Bank of Holly Springs

Hall of Fame Class for 2020

The Mississippi Sports Hall of Fame and Museum last week announced its Class of 2020. The six new inductees, a group as accomplished as it is diverse, will bring to 322 the number of Hall of Famers enshrined at the museum in Jackson.

The class includes these men: record-setting high school baseball coach Jerry Boatner; trail-blazing pro golfer, the late Pete Brown; NBA superstar Antonio McDyess; long-time Mississippi State athletic director Larry Templeton; and Ole Miss and NFL football great Patrick Willis.

The class also includes a first: trend-setting stadium architect Janet Marie Smith, the Jackson born and Mississippi State-educated woman who brought the retro look back to American stadiums. An architect in a sports Hall of Fame, you ask? This lady is most deserving. Smith, who proudly tells all she meets she is a proud graduate of Jackson Callaway High School, changed the way America watches its baseball – away from the cookie-cutter stadiums of the 1970s and 1980s and back to blending unique stadiums into neighborhoods, as with Camden Yards in Baltimore.
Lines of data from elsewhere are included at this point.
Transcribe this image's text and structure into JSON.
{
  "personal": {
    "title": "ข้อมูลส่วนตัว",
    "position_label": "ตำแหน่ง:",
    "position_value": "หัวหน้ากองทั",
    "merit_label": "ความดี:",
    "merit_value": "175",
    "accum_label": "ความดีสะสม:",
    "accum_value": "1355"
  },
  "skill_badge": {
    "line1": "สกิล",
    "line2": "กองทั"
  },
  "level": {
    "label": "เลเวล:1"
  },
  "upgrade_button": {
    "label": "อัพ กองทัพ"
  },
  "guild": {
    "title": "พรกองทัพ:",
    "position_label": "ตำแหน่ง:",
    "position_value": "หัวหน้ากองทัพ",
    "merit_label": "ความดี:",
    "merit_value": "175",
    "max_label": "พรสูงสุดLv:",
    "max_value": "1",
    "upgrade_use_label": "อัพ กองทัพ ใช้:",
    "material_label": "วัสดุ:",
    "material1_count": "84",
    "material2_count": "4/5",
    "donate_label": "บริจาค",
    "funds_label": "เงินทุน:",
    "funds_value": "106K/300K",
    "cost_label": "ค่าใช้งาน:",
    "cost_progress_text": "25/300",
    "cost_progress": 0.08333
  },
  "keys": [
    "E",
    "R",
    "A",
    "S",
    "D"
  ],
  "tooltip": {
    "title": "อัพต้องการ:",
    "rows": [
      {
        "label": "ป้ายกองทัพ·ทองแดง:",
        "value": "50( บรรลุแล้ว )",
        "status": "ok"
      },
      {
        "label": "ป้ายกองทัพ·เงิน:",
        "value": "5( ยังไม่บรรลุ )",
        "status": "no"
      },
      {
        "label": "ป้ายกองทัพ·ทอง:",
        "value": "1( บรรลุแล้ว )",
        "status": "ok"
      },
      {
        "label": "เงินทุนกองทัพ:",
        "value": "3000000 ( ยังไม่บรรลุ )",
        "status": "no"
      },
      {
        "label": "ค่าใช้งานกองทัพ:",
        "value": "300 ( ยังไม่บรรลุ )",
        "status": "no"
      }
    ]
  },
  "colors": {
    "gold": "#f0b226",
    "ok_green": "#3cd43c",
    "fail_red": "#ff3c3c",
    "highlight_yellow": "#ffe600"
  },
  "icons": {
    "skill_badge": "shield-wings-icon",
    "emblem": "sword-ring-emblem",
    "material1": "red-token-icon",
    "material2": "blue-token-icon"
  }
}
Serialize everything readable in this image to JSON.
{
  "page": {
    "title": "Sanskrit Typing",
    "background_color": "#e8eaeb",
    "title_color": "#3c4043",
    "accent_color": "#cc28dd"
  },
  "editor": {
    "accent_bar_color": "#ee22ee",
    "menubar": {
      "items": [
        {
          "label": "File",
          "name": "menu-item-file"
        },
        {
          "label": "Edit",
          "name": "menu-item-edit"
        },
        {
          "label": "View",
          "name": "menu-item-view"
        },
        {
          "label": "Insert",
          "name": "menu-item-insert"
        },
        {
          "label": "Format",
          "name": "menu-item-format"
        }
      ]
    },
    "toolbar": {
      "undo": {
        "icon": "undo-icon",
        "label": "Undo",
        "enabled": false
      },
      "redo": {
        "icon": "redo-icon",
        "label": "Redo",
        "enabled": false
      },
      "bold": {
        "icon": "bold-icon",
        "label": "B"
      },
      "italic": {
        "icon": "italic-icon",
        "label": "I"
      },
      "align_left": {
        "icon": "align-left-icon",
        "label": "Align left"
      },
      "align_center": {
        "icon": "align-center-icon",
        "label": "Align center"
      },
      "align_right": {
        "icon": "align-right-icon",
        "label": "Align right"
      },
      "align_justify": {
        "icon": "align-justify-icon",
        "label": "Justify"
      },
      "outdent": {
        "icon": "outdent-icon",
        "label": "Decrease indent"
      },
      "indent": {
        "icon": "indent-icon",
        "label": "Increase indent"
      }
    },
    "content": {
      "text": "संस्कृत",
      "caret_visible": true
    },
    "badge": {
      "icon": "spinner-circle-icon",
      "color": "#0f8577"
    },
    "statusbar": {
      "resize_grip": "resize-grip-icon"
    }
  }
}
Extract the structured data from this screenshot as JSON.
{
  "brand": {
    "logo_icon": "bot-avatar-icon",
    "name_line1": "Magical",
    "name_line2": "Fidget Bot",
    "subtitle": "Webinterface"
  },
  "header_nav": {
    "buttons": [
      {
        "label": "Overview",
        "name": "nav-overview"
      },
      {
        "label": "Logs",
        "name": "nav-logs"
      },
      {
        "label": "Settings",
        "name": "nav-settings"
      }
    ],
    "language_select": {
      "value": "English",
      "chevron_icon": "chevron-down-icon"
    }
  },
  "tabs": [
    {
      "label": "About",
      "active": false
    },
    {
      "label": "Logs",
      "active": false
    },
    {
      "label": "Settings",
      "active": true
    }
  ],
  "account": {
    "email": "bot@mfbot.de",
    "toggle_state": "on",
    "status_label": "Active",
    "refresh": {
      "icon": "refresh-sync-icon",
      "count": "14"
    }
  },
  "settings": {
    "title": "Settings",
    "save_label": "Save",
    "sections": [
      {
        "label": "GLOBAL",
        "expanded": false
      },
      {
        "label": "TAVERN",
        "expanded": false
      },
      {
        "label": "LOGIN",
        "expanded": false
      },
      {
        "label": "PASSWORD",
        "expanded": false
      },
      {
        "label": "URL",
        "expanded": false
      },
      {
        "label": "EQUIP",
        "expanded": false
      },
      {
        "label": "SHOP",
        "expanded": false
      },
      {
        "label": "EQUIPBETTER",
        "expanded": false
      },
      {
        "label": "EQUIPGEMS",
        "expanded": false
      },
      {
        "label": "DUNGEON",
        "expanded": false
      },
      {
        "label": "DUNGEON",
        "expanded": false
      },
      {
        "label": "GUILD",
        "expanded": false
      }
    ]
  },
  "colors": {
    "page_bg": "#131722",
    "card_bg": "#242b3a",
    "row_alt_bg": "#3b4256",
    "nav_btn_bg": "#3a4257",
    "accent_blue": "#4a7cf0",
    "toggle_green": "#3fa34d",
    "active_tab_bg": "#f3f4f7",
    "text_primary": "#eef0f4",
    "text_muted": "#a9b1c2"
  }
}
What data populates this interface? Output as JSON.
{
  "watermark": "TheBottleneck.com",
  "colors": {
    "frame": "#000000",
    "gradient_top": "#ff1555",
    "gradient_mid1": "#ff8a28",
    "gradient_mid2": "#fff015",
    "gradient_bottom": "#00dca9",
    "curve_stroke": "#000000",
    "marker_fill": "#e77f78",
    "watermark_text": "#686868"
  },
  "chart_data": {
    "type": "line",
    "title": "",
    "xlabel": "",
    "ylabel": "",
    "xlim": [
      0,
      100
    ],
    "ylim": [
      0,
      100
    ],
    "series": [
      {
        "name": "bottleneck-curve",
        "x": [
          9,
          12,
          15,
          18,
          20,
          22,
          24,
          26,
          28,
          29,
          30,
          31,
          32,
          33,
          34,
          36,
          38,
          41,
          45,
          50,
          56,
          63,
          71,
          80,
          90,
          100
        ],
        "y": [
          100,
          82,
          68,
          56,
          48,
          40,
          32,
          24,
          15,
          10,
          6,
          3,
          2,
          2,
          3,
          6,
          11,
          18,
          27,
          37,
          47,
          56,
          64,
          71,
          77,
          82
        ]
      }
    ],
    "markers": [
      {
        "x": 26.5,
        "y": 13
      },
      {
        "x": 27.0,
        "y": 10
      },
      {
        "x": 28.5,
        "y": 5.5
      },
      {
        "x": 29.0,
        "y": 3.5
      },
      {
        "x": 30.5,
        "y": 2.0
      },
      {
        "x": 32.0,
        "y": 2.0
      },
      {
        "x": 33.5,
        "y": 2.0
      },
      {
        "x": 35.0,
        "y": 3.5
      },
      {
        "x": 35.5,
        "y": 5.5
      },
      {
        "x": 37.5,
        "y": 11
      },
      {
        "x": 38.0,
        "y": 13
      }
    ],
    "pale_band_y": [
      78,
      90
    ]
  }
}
A quick look at each of the new inductees:

Boatner: The winningest baseball coach in Mississippi history, Boatner played baseball at East Mississippi Community College and then at Delta State for the legendary Boo Ferriss. In five seasons at Clarkdale and 45 at West Lauderdale, his baseball teams won 1,202 games and 14 state championships. For a time, he coached the girls softball team and won eight state championships in that sport.

Brown: Brown, who will be inducted posthumously, learned the game of golf by caddying at the Jackson public golf course that now bears his name. Despite not having his own set of golf clubs until age 20, Brown learned to play on a world-class level. In 1963, he became the second African-American (Charles Sifford was the first) to earn a PGA Tour card. A year later, Brown became the first of his race to win a PGA Tournament, the old Waco Open. In 1970, he won the Andy Williams/San Diego Open.

McDyess: The 6-foot-9 McDyess, from Quitman, is one of the greatest basketball players in Mississippi history. After playing two years at Alabama, he made the NBA All-Rookie first team with the Denver Nuggets and was an NBA All-Star in 2001 when he averaged 21 points and 12 rebounds per game. In 2000, he won a gold medal playing for Team USA in the Summer Olympics in Sydney. He played 17 NBA seasons, scoring an average of 12 points per game for the duration.

Smith: She was the chief architect for Baltimore’s Camden Yards, which set a trend for the way modern baseball stadiums are built. Since then, Smith was chief architect of the conversion of Olympic Stadium to Turner Field in Atlanta and of a re-design of historic Fenway Park in Boston. She now works for the Los Angeles Dodgers and is heading up a major renovation of Dodger Stadium.

Templeton: Born a long Dak Prescott pass from Scott Field on the State campus, Templeton served his university in several capacities, including 21 years as athletic director during which he also served as the chair of SEC Athletic Directors, chair of the NCAA Division I Baseball Committee and as a high-ranking member of several other NCAA policy-making committees. Working with minimal resources compared to most SEC members, Templeton oversaw great changes, facilities-wise and otherwise, in Bulldog athletics. Since leaving State, Templeton has served as an associate commissioner of the SEC.

Willis: Willis, who retired from the NFL in March 2015, will be inducted in the first year he is eligible. One of the greatest defensive players in Ole Miss or Mississippi football history, Willis was an easy choice – an All-SEC and All American linebacker for the Rebels, and then a first team All-Pro for five years for the San Francisco 49ers. Willis earned the Butkus Award as the top linebacker first in college football and then in the pros. He was named the SEC’s Defensive Player of the Year in 2006 and then the NFL’s Defensive Rookie of the Year in 2007. In December, he will become the 10th Ole Miss representative in the College Football Hall of Fame.

The Class of 2020 will be inducted Aug. 1, 2020 in Jackson.